Putting pictures of puppies in the classifieds is playing dirty. We don't want or need another dog, and Gus would NOT be an ideal big brother. But for the past week there has been an adorable black Pomeranian puppy in the classifieds of our local paper, and if he stays there much longer, I'm afraid Hubby won't be able to control himself. We already have a name picked out for him: Deets. If you are aware that Gus' name came from the character played by Robert Duvall in Lonesome Dove, you will get the Deets connection.

I have seen a couple of pictures in the classifieds here lately that make me wonder why the seller would fork over the extra money it costs to include a photo with the ad. One person is offering firewood for sale, and he includes a picture of a neat stack of firewood as proof that is indeed what he is selling.

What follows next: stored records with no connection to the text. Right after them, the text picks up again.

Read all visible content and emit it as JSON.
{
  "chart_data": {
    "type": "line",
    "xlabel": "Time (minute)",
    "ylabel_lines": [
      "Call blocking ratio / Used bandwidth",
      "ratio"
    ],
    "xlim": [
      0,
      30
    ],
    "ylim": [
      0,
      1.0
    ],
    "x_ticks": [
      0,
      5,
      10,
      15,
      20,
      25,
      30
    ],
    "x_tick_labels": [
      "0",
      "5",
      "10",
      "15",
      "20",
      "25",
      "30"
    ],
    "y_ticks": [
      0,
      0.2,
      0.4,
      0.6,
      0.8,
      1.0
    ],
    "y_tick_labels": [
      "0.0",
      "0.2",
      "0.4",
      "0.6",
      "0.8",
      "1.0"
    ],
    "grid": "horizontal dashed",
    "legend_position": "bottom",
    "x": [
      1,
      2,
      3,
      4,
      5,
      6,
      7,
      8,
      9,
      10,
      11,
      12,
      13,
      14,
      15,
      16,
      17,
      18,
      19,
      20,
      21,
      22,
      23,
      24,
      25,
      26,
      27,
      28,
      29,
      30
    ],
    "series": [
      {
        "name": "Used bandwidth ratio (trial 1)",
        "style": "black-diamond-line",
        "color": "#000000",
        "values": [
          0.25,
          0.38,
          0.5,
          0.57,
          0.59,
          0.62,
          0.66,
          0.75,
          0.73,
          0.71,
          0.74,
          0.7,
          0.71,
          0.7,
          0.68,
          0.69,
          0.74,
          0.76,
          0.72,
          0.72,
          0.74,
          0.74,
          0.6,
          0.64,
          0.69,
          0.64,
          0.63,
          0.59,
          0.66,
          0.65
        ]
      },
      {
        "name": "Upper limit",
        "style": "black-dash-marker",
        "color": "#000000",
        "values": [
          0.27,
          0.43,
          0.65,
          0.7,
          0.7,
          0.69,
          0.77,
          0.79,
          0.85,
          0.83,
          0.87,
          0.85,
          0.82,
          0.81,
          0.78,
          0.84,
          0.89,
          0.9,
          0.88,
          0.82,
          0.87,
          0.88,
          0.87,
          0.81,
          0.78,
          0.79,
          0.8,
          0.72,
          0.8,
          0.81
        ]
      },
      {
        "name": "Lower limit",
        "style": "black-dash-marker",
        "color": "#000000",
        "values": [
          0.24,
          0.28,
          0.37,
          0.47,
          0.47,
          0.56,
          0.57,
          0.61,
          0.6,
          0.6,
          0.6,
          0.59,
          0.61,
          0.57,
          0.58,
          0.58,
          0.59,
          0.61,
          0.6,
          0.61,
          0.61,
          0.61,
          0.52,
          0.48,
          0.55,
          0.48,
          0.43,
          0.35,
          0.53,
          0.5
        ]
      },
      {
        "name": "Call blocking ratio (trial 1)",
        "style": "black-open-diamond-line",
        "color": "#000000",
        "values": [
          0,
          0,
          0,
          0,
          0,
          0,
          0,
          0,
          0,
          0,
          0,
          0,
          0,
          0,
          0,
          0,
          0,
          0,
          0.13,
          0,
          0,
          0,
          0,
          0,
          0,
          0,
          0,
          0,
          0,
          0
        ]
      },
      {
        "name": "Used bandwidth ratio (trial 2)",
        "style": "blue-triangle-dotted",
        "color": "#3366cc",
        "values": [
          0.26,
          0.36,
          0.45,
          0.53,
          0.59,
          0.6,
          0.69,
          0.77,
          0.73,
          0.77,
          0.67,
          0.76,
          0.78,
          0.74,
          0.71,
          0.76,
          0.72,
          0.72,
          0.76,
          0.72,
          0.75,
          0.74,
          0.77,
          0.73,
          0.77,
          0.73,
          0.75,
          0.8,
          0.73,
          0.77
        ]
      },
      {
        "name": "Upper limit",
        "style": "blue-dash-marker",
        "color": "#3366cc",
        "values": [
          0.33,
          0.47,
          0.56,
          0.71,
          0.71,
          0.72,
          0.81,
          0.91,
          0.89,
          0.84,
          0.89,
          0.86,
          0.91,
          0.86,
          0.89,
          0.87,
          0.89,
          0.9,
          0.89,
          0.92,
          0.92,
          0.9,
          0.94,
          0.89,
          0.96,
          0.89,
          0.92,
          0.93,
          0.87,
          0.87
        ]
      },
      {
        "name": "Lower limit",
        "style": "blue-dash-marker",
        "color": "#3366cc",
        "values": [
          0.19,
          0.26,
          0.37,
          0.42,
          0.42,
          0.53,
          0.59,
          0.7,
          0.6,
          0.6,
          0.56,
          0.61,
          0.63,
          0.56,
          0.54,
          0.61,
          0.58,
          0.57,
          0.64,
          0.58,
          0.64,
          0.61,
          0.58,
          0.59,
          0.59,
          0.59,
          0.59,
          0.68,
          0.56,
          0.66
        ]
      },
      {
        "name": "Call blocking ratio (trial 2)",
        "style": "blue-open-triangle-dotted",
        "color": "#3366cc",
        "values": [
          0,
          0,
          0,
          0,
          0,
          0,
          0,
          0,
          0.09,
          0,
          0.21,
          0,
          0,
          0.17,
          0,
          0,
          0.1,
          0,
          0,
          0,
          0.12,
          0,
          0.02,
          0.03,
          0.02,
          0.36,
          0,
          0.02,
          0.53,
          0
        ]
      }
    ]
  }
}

Really? You have to SHOW me what a stack of firewood looks like? Unless he's advertising that he's going to stack it just that neatly when he delivers it (in which case I'm calling him immediately), I'm thinking the photograph is unnecessary.

The one that really boggled my mind, though, was a photograph accompanying an ad for a ...... burial plot. It's sad enough to offer a burial plot for sale in the newspaper. But a photograph? Do you know what a photograph of a burial plot looks like (unless it's in the process of being used, which would be a whole different can of worms)? It looks like a picture of the ground. With possibly some flowers in the distant background. The picture was black and white, though, and about two inches square. I think it must have been an unscrupulous salesperson who talked that person into an accompanying photograph.

I know, I know, half of you think you would like to trade your problems for mine. And the rest of you think I should consider professional help.